Он не помнил, как добрался до дома. Когда улеглась первая слезная суматоха встречи, мать сказала: «Боже мой, ты же совсем ребенок! Как я могла тебя отпустить!»
А потом полезла в залавок и достала что-то большое, серое, пыльное и траченное молью, что он поначалу принял за одеяло, но оказалось, это старая кавалерийская шинель его давно умершего отца. Мать сохранила шинель с гражданской войны. Таких сейчас не носили: мышиного цвета, долгополая, чуть не до самой земли, с длиннющим разрезом сзади, с заостренными углами ворота и стреловидными отворотами на рукавах, приталенная и хотя с глухим солдатским запахом, но, судя по сукну, командирская, и даже со старомодным воинским шиком. Она села как влитая, прибавив Петрову роста, которым он и так не был обделен, скрыла кирзовые голенища сапог, оставив на обозрение только кожаные головки. Он почувствовал волнение: шинель облегала юношеское тело отца, которого он не знал, разминувшись с ним на пороге сознания и памяти. Она побывала на кронштадтском льду и под Варшавой, спасала отца от холода, дождя и снега, но от пуль спасти не могла, и крестики штопок помечали места, куда входил свинец. Под длинными полами шинели ходуном ходили потные бока усталого коня, на ее ворс падали искры костров. А сейчас эта боевая, продымленная и прострелянная шинель послужит годному к нестроевой службе в тылу младшему лейтенанту, что вышел из боя, так и не вступив в него.

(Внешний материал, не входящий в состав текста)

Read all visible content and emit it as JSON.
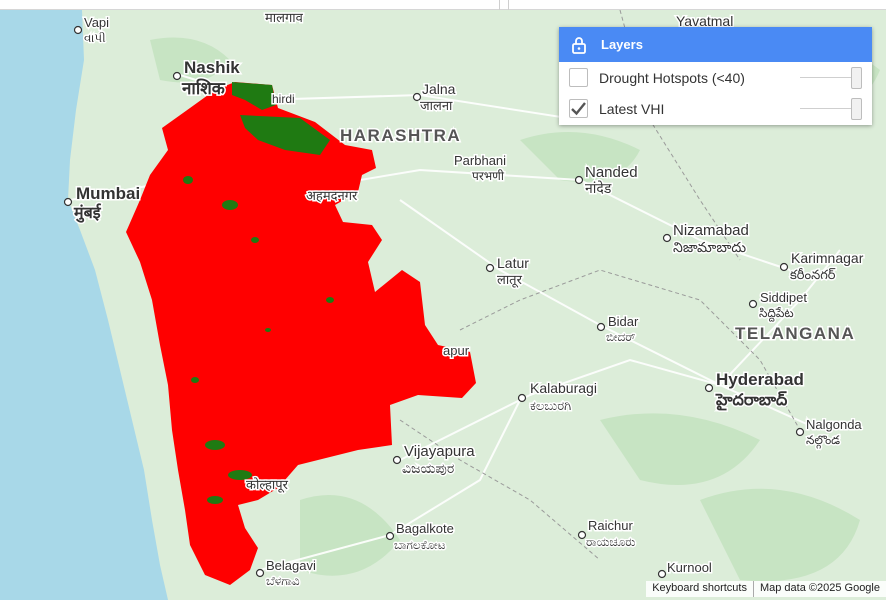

Мать достала потемневшие, потрескавшиеся, но все равно великолепные ремни и ушанку с пожелтевшим барашковым мехом и переколола на нее звездочку. Петров нахлобучил шапку, затянул ремни, и мать сказала: «Теперь я вижу, что ты изменился и возмужал». Он и сам с неожиданным интересом пригляделся к своему отражению в зеркале. Ему понравилась худоба смуглых щек и четкая линия прежде раздражающе мягкого рта. С таким лицом можно жить…
Жена и крепко спаянная семья ее довольно скоро доказали Петрову, что он переоценил волевой изгиб своего потвердевшего рта. У жены оказались новые друзья. Она никогда не имела близких подруг, предпочитая надежность мужской дружбы. На этот раз в друзьях ходили два молодых богатыря: безбородый Добрыня Никитич, оказавшийся, к удивлению Петрова, флейтистом-белобилетником, – у этого Вырвидуба были слабые нервы; и только что отпущенный из госпиталя военный моряк, с широкой грудью и ускользающим взглядом Алеши Поповича. Богатыри смущались Петрова, что поначалу доставляло ему даже некоторое удовольствие, словно доказательство его возмужания и особых прав на Нину. Он любил Нину и привык верить ей, ему и в голову не приходило, что у богатырей тоже могли быть какие-то права на нее. И смущение их было браконьерским.
Нину он любил со школьной скамьи. В девятом классе она переехала в другой район, перешла в другую школу и стала недосягаемой. Все же год с лишним обивал он ее порог, терпеливо и огорченно выслушивая лицемерные сожаления Нининой матери, большой смуглой красавицы, похожей на креолку. Доверчивый, преданный и настырный, он появлялся вновь и вновь, не замечая, что Нинина мать откровенно издевается над ним – за что она его так не любила? – не постигая охлаждения подруги и тщетно пытаясь найти какую-то свою вину. Он перестал ходить, поняв вдруг, что не может больше видеть ликующую людоедскую улыбку на смуглом лице. Он долго не мог понять, какие силы отвели от него Нину, хотя, конечно, догадывался о существе этих сил.
Они встретились случайно через два года на юге, просто, душевно и грустно. Нина, смуглая, белозубая и большая – вся в мать, – стала еще более красива, но уже не девичьей, а зрелой женской красотой, и Петров понял, что по-прежнему любит ее и никогда не переставал любить. Но он даже заикнуться об этом не смел. Нина была на год старше его. В школе эта разница никак не ощущалась, тем более что они сидели за одной партой – Нина пошла учиться с некоторым опозданием. Он почувствовал эту разницу в дни редких, коротких встреч, когда она переехала в другую часть города. Что-то лениво-покровительственное появилось в ее тоне и во всей манере поведения, словно она знала нечто такое, чего не знал он. Впрочем, так, наверное, оно и было. Встретив Нину после долгой разлуки, Петров поймал себя на том, что относится к ней как к даме. А ведь он, черт возьми, и сам не мальчик, у него был роман с замужней женщиной! Но при Нине эта блистательная победа – не ясно только чья – как-то странно обесценивалась. Он таскался с Ниной на дикий пляж и в горы, ни на миг не рассчитывая заинтересовать ее своей тусклой личностью. Но каким-то непостижимым образом заинтересовал.